Another notable experience with the self-driving AI: During night driving, the side mirrors were observed being coarsely adjusted while the Mocky prototype was being closely followed by a vehicle with its high-beams on (see video below):

Trying to understand what intern-written-software bug caused the mirror adjustments, Fjord’s engineering team again found that the AI wrote itself a code snippet that was performing ray-tracing calculations to maximize the reflected intensity of the side mirrors back into that driver’s eyes. Needless to say, the interns are gaining a lot of weight by winning pizza bets that their code did not have bugs.

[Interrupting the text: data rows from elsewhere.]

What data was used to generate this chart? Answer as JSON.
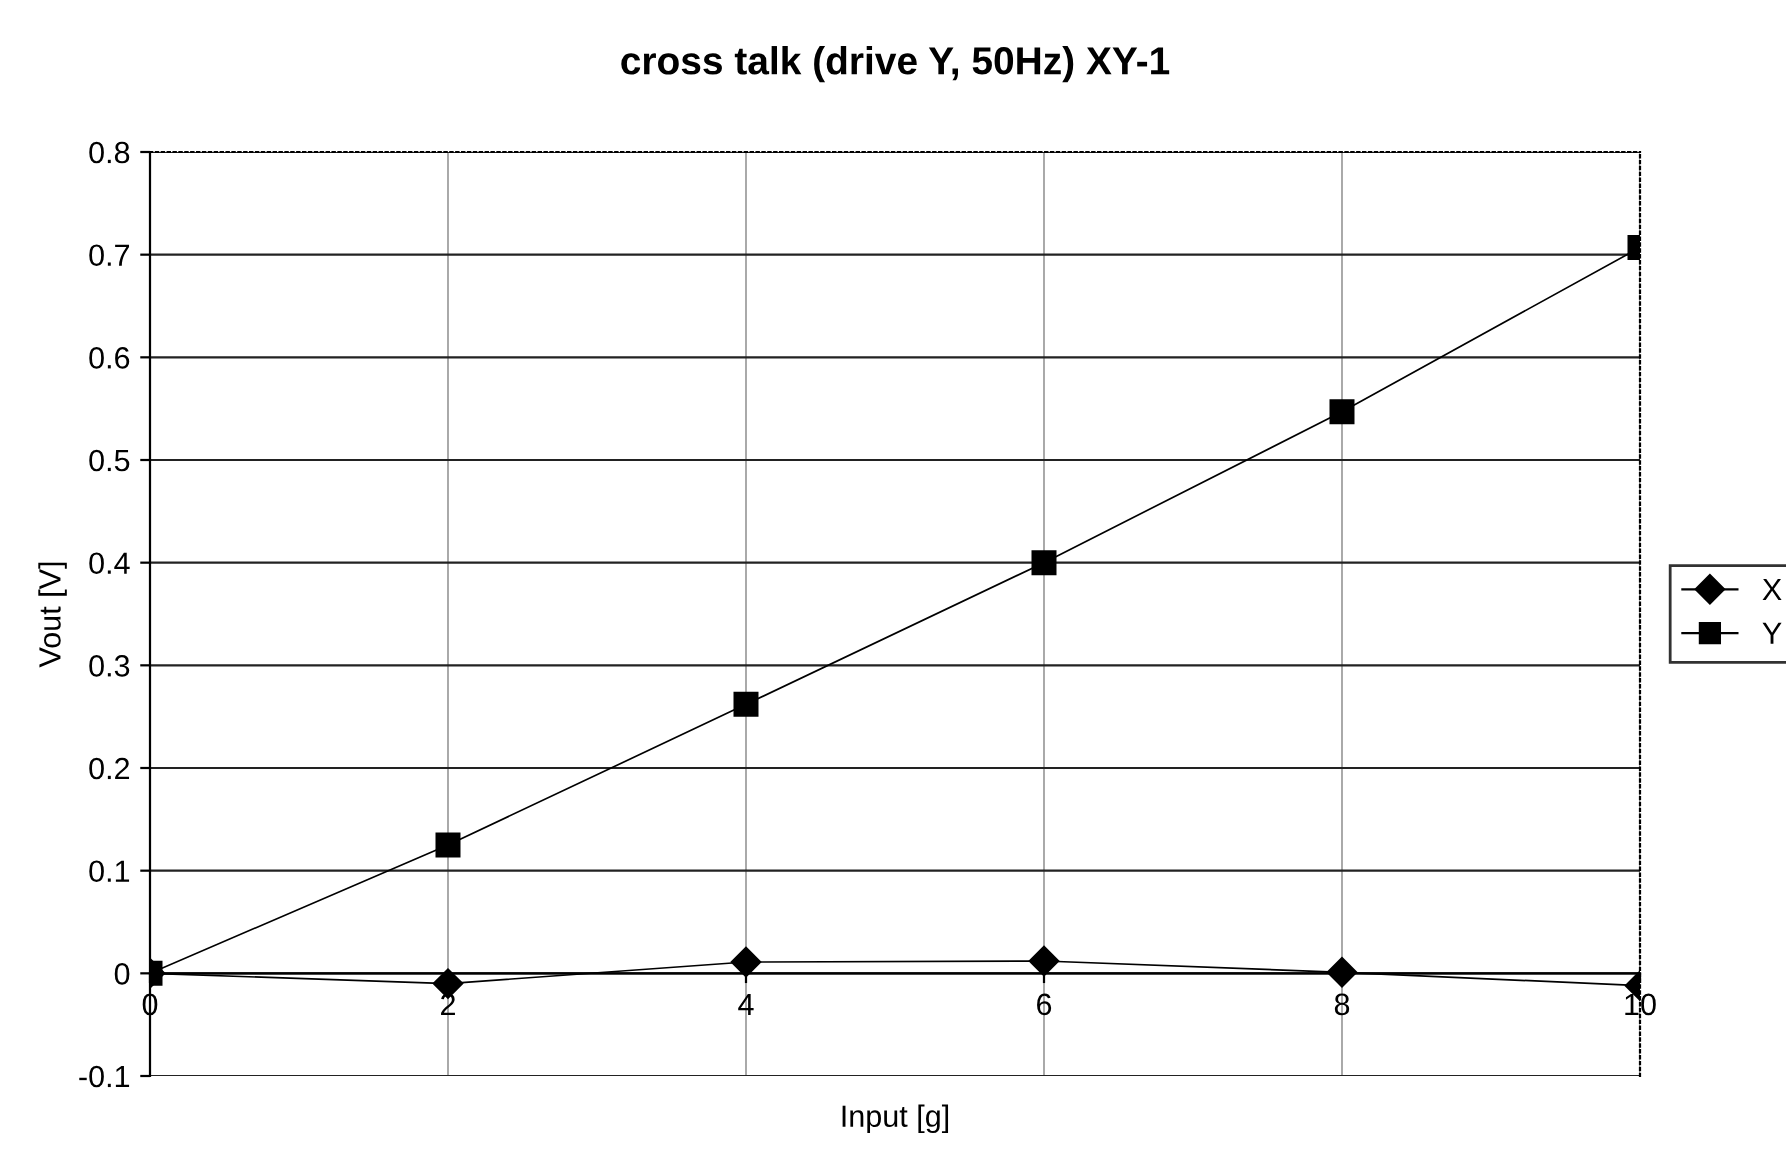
{
  "chart_data": {
    "type": "line",
    "title": "cross talk (drive Y, 50Hz) XY-1",
    "xlabel": "Input [g]",
    "ylabel": "Vout [V]",
    "x": [
      0,
      2,
      4,
      6,
      8,
      10
    ],
    "series": [
      {
        "name": "X",
        "color": "#000000",
        "marker": "diamond",
        "values": [
          0,
          -0.01,
          0.011,
          0.012,
          0.001,
          -0.012
        ]
      },
      {
        "name": "Y",
        "color": "#000000",
        "marker": "square",
        "values": [
          0,
          0.125,
          0.262,
          0.4,
          0.547,
          0.707
        ]
      }
    ],
    "xlim": [
      0,
      10
    ],
    "xticks": [
      0,
      2,
      4,
      6,
      8,
      10
    ],
    "ylim": [
      -0.1,
      0.8
    ],
    "yticks": [
      -0.1,
      0,
      0.1,
      0.2,
      0.3,
      0.4,
      0.5,
      0.6,
      0.7,
      0.8
    ],
    "grid": true,
    "legend": "right",
    "line_style": "solid"
  }
}
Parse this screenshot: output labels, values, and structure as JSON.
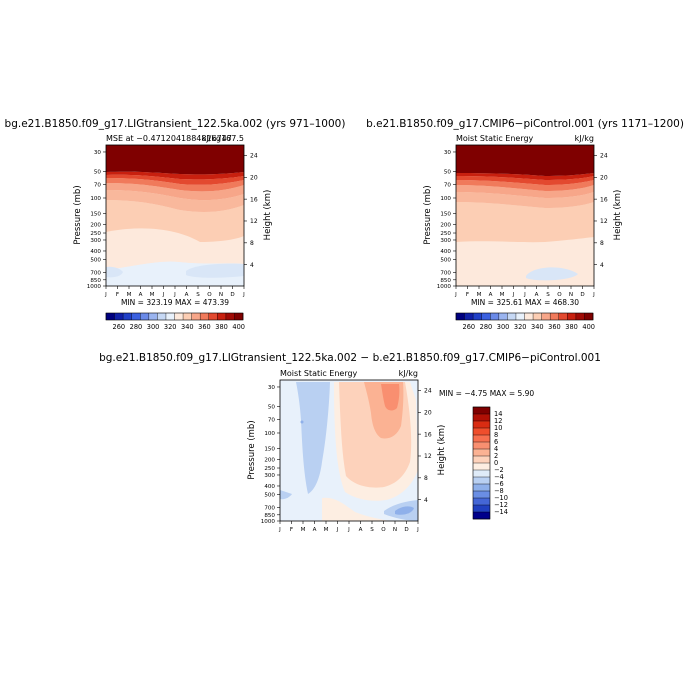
{
  "panels": [
    {
      "title": "bg.e21.B1850.f09_g17.LIGtransient_122.5ka.002 (yrs 971–1000)",
      "subtitle_left": "MSE at −0.4712041884816747",
      "subtitle_right": "kJ/kg167.5",
      "minmax": "MIN = 323.19 MAX = 473.39"
    },
    {
      "title": "b.e21.B1850.f09_g17.CMIP6−piControl.001 (yrs 1171–1200)",
      "subtitle_left": "Moist Static Energy",
      "subtitle_right": "kJ/kg",
      "minmax": "MIN = 325.61 MAX = 468.30"
    },
    {
      "title": "bg.e21.B1850.f09_g17.LIGtransient_122.5ka.002 − b.e21.B1850.f09_g17.CMIP6−piControl.001",
      "subtitle_left": "Moist Static Energy",
      "subtitle_right": "kJ/kg",
      "minmax": "MIN =  −4.75 MAX =   5.90"
    }
  ],
  "axes": {
    "ylabel_left": "Pressure (mb)",
    "ylabel_right": "Height (km)",
    "pressure_ticks": [
      "30",
      "50",
      "70",
      "100",
      "150",
      "200",
      "250",
      "300",
      "400",
      "500",
      "700",
      "850",
      "1000"
    ],
    "height_ticks": [
      "4",
      "8",
      "12",
      "16",
      "20",
      "24"
    ],
    "month_ticks": [
      "J",
      "F",
      "M",
      "A",
      "M",
      "J",
      "J",
      "A",
      "S",
      "O",
      "N",
      "D",
      "J"
    ]
  },
  "colorbar_abs": {
    "labels": [
      "260",
      "280",
      "300",
      "320",
      "340",
      "360",
      "380",
      "400"
    ],
    "colors": [
      "#00007f",
      "#1020a8",
      "#2040c8",
      "#3a60e0",
      "#6a8ae8",
      "#9ab4ef",
      "#c6d8f4",
      "#e8f1fb",
      "#fde9dc",
      "#fcceb4",
      "#f7a689",
      "#f07a5b",
      "#e3492f",
      "#c8200f",
      "#a00a05",
      "#7f0000"
    ]
  },
  "colorbar_diff": {
    "labels": [
      "14",
      "12",
      "10",
      "8",
      "6",
      "4",
      "2",
      "0",
      "−2",
      "−4",
      "−6",
      "−8",
      "−10",
      "−12",
      "−14"
    ],
    "colors": [
      "#7f0000",
      "#b01005",
      "#d92c12",
      "#ef4e2c",
      "#f76f4f",
      "#f98f70",
      "#fbb293",
      "#fdd2bb",
      "#fdeee2",
      "#dfebf8",
      "#b9d0f2",
      "#8fb0ea",
      "#6a8ee4",
      "#4466d6",
      "#2040c0",
      "#00008a"
    ]
  },
  "chart_data": [
    {
      "type": "heatmap",
      "title": "bg.e21.B1850.f09_g17.LIGtransient_122.5ka.002 (yrs 971–1000)",
      "subtitle": "MSE at −0.4712041884816747 kJ/kg167.5",
      "xlabel": "",
      "ylabel": "Pressure (mb)",
      "ylabel_right": "Height (km)",
      "x": [
        "J",
        "F",
        "M",
        "A",
        "M",
        "J",
        "J",
        "A",
        "S",
        "O",
        "N",
        "D",
        "J"
      ],
      "ylim": [
        1000,
        25
      ],
      "y_scale": "log",
      "contour_levels": [
        260,
        270,
        280,
        290,
        300,
        310,
        320,
        330,
        340,
        350,
        360,
        370,
        380,
        390,
        400
      ],
      "min": 323.19,
      "max": 473.39
    },
    {
      "type": "heatmap",
      "title": "b.e21.B1850.f09_g17.CMIP6−piControl.001 (yrs 1171–1200)",
      "subtitle": "Moist Static Energy kJ/kg",
      "xlabel": "",
      "ylabel": "Pressure (mb)",
      "ylabel_right": "Height (km)",
      "x": [
        "J",
        "F",
        "M",
        "A",
        "M",
        "J",
        "J",
        "A",
        "S",
        "O",
        "N",
        "D",
        "J"
      ],
      "ylim": [
        1000,
        25
      ],
      "y_scale": "log",
      "contour_levels": [
        260,
        270,
        280,
        290,
        300,
        310,
        320,
        330,
        340,
        350,
        360,
        370,
        380,
        390,
        400
      ],
      "min": 325.61,
      "max": 468.3
    },
    {
      "type": "heatmap",
      "title": "bg.e21.B1850.f09_g17.LIGtransient_122.5ka.002 − b.e21.B1850.f09_g17.CMIP6−piControl.001",
      "subtitle": "Moist Static Energy kJ/kg",
      "xlabel": "",
      "ylabel": "Pressure (mb)",
      "ylabel_right": "Height (km)",
      "x": [
        "J",
        "F",
        "M",
        "A",
        "M",
        "J",
        "J",
        "A",
        "S",
        "O",
        "N",
        "D",
        "J"
      ],
      "ylim": [
        1000,
        25
      ],
      "y_scale": "log",
      "contour_levels": [
        -14,
        -12,
        -10,
        -8,
        -6,
        -4,
        -2,
        0,
        2,
        4,
        6,
        8,
        10,
        12,
        14
      ],
      "min": -4.75,
      "max": 5.9
    }
  ]
}
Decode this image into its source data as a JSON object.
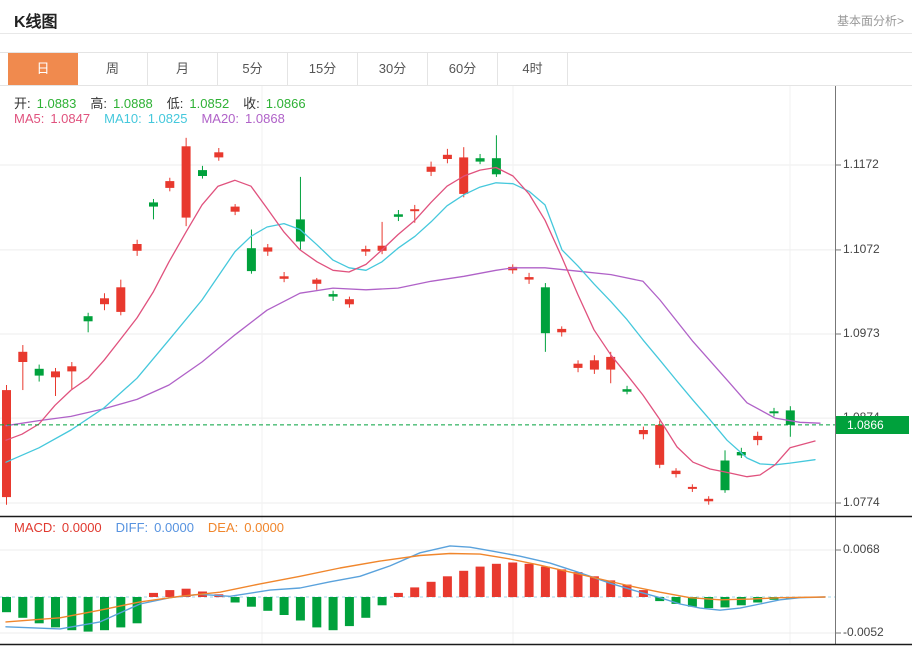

“We now find ourselves at an ethical quandary, though, on whether to deploy the AI in Fjord’s Mocky as is, in order to cull idiotic and selfish behaviors by other human drivers,” said Niessan, “or should we introduce some degree of incompetent-driver tolerance into our algorithms, by sensing, say, that the other driver is in a Subaru or a Volvo and then annealing the AI’s margins.”

Pricing for the base model Mocky 2WD starts at $39,995, which includes StreamCharge™, dual J-1772 DC charge ports, and the in-frunk fish-poaching pot. Also, $1 order deposits are being accepted on the company’s website at http://www.fjordmotorcompany.com/Mocky/orders as of April 1, 2021. While the cost of the self-driving option was not revealed by Fjord at press time, Lief assured us that active members of the Open Source community who deliver more than 500 lines of useful code to GitHub would receive the coveted autonomous EV option at no cost.